Damo Suzuki is best known for his work with experimental German group Can. In recent years he has been on an endless world tour performing as Damo Suzuki's network. As he tours he plays live improvisational music with various local musicians. For this and a few other dates he was joined by Drum Eyes, something of a Japanese super group led by Brighton based Japanese ex-patriot, DJ Scotch Egg. This included occasional members of Trencher and internationally renowned Japanese art-rock collective The Boredoms. His return to Cambridge was a night of powerful experimental music from start to finish.
Doors didn't open at the Portland until after nine but as the first punters filed in there was already a fitting atmosphere. The room was bathed in light from a disco ball and a sound track of electronica and prog rock. It wasn't long before local opening act, The Resistance, took to the stage. A thick darkness descended on the room broken by a swirling psychedelic light show that projected onto a screen and across the bodies of the black-clad band members, who performed just the right kind of music for that atmosphere.

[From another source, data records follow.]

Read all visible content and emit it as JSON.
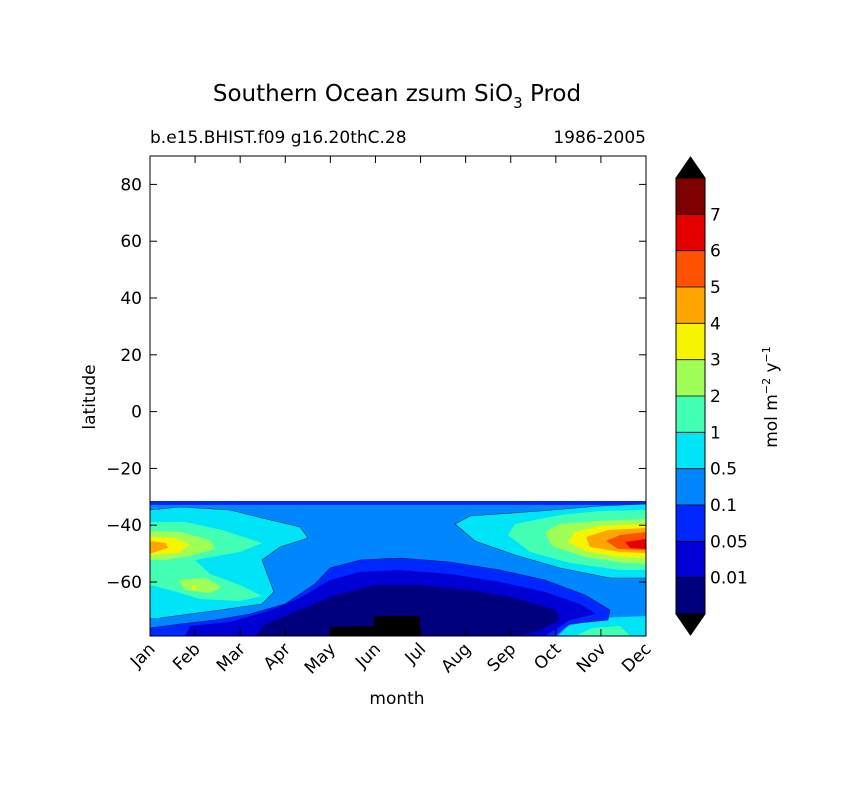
{
  "chart_data": {
    "type": "contourf",
    "title": {
      "main": "Southern Ocean zsum SiO",
      "subscript": "3",
      "suffix": " Prod"
    },
    "subtitle_left": "b.e15.BHIST.f09 g16.20thC.28",
    "subtitle_right": "1986-2005",
    "xlabel": "month",
    "ylabel": "latitude",
    "x_ticks": [
      "Jan",
      "Feb",
      "Mar",
      "Apr",
      "May",
      "Jun",
      "Jul",
      "Aug",
      "Sep",
      "Oct",
      "Nov",
      "Dec"
    ],
    "xlim": [
      1,
      12
    ],
    "ylim": [
      -79,
      90
    ],
    "y_ticks": [
      80,
      60,
      40,
      20,
      0,
      -20,
      -40,
      -60
    ],
    "y_tick_labels": [
      "80",
      "60",
      "40",
      "20",
      "0",
      "−20",
      "−40",
      "−60"
    ],
    "data_lat_range": [
      -79,
      -32
    ],
    "contour_levels": [
      0,
      0.01,
      0.05,
      0.1,
      0.5,
      1,
      2,
      3,
      4,
      5,
      6,
      7,
      8
    ],
    "colorbar": {
      "tick_labels": [
        "0.01",
        "0.05",
        "0.1",
        "0.5",
        "1",
        "2",
        "3",
        "4",
        "5",
        "6",
        "7"
      ],
      "colors": [
        "#00007f",
        "#0000d5",
        "#0027ff",
        "#0087ff",
        "#00e4f7",
        "#43ffb3",
        "#a0ff56",
        "#f7f400",
        "#ffa600",
        "#ff5200",
        "#e50000",
        "#7f0000"
      ],
      "extend": "both",
      "under_color": "#000000",
      "over_color": "#000000",
      "label": {
        "prefix": "mol m",
        "sup1": "−2",
        "mid": " y",
        "sup2": "−1"
      }
    },
    "grid": false
  }
}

The songs grew longer and more intense. The frontman juggled vocal duties with beer swigging and tambourine shaking, then began to move off stage lurching across the floor feeding his words unrelenting into the mic. Maybe The Resistance owe a little too much to their predecessors Primal Scream and The Jesus and Mary Chain, but it was an exhilarating set. When the opening act is this good you know it's going to be a great night! Drum Eyes followed this with electric guitar wailing over a heavy bed of percussion and DJ Scotch Egg adding loops and embellishments with a bank of keyboards and effects processors. Later he took up bass adding to the volume and creating a mesmerizing wall of sound.

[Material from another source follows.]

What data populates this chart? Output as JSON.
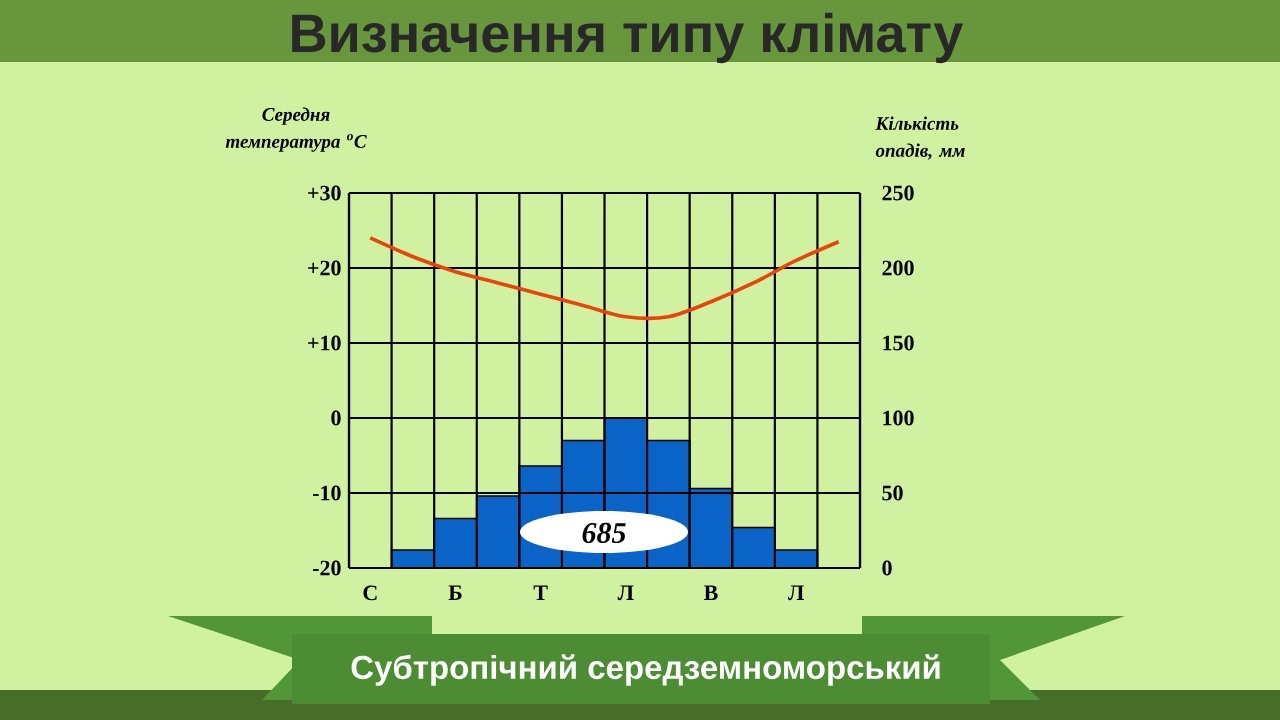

After a break they were joined by Damo Suzuki for the finale. Suzuki seemed to grow in stature as he stepped up to the mic. With a decisive nod the band started a thunderous backing track on top of which Suzuki delivered intense and indecipherable bouts of chanting, clutching the mic stand and bowing his head in between as if struggling to remain up right in the centre of a sonic maelstrom. Though billed as an improvised performance it was remarkably tight and well structured. The intensity reminded me of another Japanese musician Merzbow who I once heard create an unnerving distorted electronic soundscape in a dark stuffy basement in Osaka. The band didn't stop once --- the sound intensified, evolved and took on different textures and patterns. Suzuki looked as if he was possessed, pouring his indecipherable words out to the masses; face about to melt. It would have been an unsettling experience with little pleasure for many people but those who chose to be there got what they wanted. For twenty minutes, maybe half an hour, the pulsating performance continued, then stopped and with a quick goodbye Damo Suzuki left the stage to continue his world tour building his network.